Dual pocket pairs probability

[Wetdog]

I have done a search on this forum and have yet to find thia question. If someone has a link to the answer I'd appreciate it.

It seems that there is a surprising number of times in Texas Holdem that there is another pocket pair at the same time as mine. I saw in another forum that there is a "law" that says that this will often happen(removing the paired cards makes it more likely that it happens with the remaining 50). I don't know how credible this person is but, knowing that there are 8+ x 10^67 hands in TH, it seems rather odd that this occurance is so likely.

Could this be explained to a non-calculus guy in his mid 50's how much more likely another pocket pair could occur in a 10, 9 or 6 handed game?

[BruceZ]

[ QUOTE ]
I have done a search on this forum and have yet to find thia question. If someone has a link to the answer I'd appreciate it.

It seems that there is a surprising number of times in Texas Holdem that there is another pocket pair at the same time as mine. I saw in another forum that there is a "law" that says that this will often happen(removing the paired cards makes it more likely that it happens with the remaining 50). I don't know how credible this person is but, knowing that there are 8+ x 10^67 hands in TH, it seems rather odd that this occurance is so likely.

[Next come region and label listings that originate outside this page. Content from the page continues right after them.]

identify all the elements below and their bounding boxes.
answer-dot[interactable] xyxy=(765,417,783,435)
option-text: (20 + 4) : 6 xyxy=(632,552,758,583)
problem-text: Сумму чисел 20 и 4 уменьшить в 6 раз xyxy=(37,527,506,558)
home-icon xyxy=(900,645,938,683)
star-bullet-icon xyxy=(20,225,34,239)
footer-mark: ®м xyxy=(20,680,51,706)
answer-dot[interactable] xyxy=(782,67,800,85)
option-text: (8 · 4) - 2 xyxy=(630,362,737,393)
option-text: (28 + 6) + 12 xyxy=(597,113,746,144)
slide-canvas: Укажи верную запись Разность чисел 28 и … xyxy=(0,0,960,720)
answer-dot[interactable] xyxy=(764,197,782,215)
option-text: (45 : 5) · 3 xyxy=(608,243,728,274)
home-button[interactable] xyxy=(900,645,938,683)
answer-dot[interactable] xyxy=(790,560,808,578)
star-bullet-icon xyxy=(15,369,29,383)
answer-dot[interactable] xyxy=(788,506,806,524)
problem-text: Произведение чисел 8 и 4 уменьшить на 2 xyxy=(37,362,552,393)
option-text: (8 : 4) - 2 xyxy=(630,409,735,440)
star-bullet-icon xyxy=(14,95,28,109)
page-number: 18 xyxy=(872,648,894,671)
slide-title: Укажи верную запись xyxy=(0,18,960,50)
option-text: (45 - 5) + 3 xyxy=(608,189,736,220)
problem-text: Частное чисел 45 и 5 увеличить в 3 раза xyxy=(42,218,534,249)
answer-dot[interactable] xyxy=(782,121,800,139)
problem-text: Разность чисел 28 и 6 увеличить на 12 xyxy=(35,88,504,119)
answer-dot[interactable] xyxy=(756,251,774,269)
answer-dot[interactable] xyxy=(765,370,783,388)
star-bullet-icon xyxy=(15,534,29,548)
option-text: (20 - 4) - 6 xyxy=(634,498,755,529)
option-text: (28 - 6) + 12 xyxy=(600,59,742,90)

Could this be explained to a non-calculus guy in his mid 50's how much more likely another pocket pair could occur in a 10, 9 or 6 handed game?

[/ QUOTE ]

The exact answer requires the inclusion-exclusion principle; however, I happen to know from doing a similar problem that approximating the hands to be independent is very accurate in this case. That was shown in this thread, which computes the probability that a pair is out at an 8-handed table from a spectator's point of view. That thread discusses both the inclusion-exclusion solution, and the independence approximation.

For your example at a 10-handed table, if you have a pair, there is 1 more pair remaining of the same rank as your pair, and 12*6 other pairs, for a total of 73 remaining pairs. The probability that a particular opponent has a pair is 73/C(50,2) = 73/1225. The probability that he has a non-pair is 1 - 73/1225 = 1152/1225. Using the approximation of independence, the probability that none of your 9 opponents has a pair is (1152/1225)^9. The probability that at least one opponent has a pair is 1 - (1152/1225)^9 =~ 42.5%.

Notice that if you held a non-pair, then there would only be 3 pairs remaining for each of the two ranks that you hold, plus 6*11 other pairs, for a total of 72 pairs. So there is 1 fewer pair remaining than in the case where you held a pair, so it will be slightly more likely that your opponents will hold a pair when you hold a pair, as you said, but there isn't enough difference that you would notice.

[Wetdog]

Thanks, Bruce. Even an old fossil like me could understand that. Good work.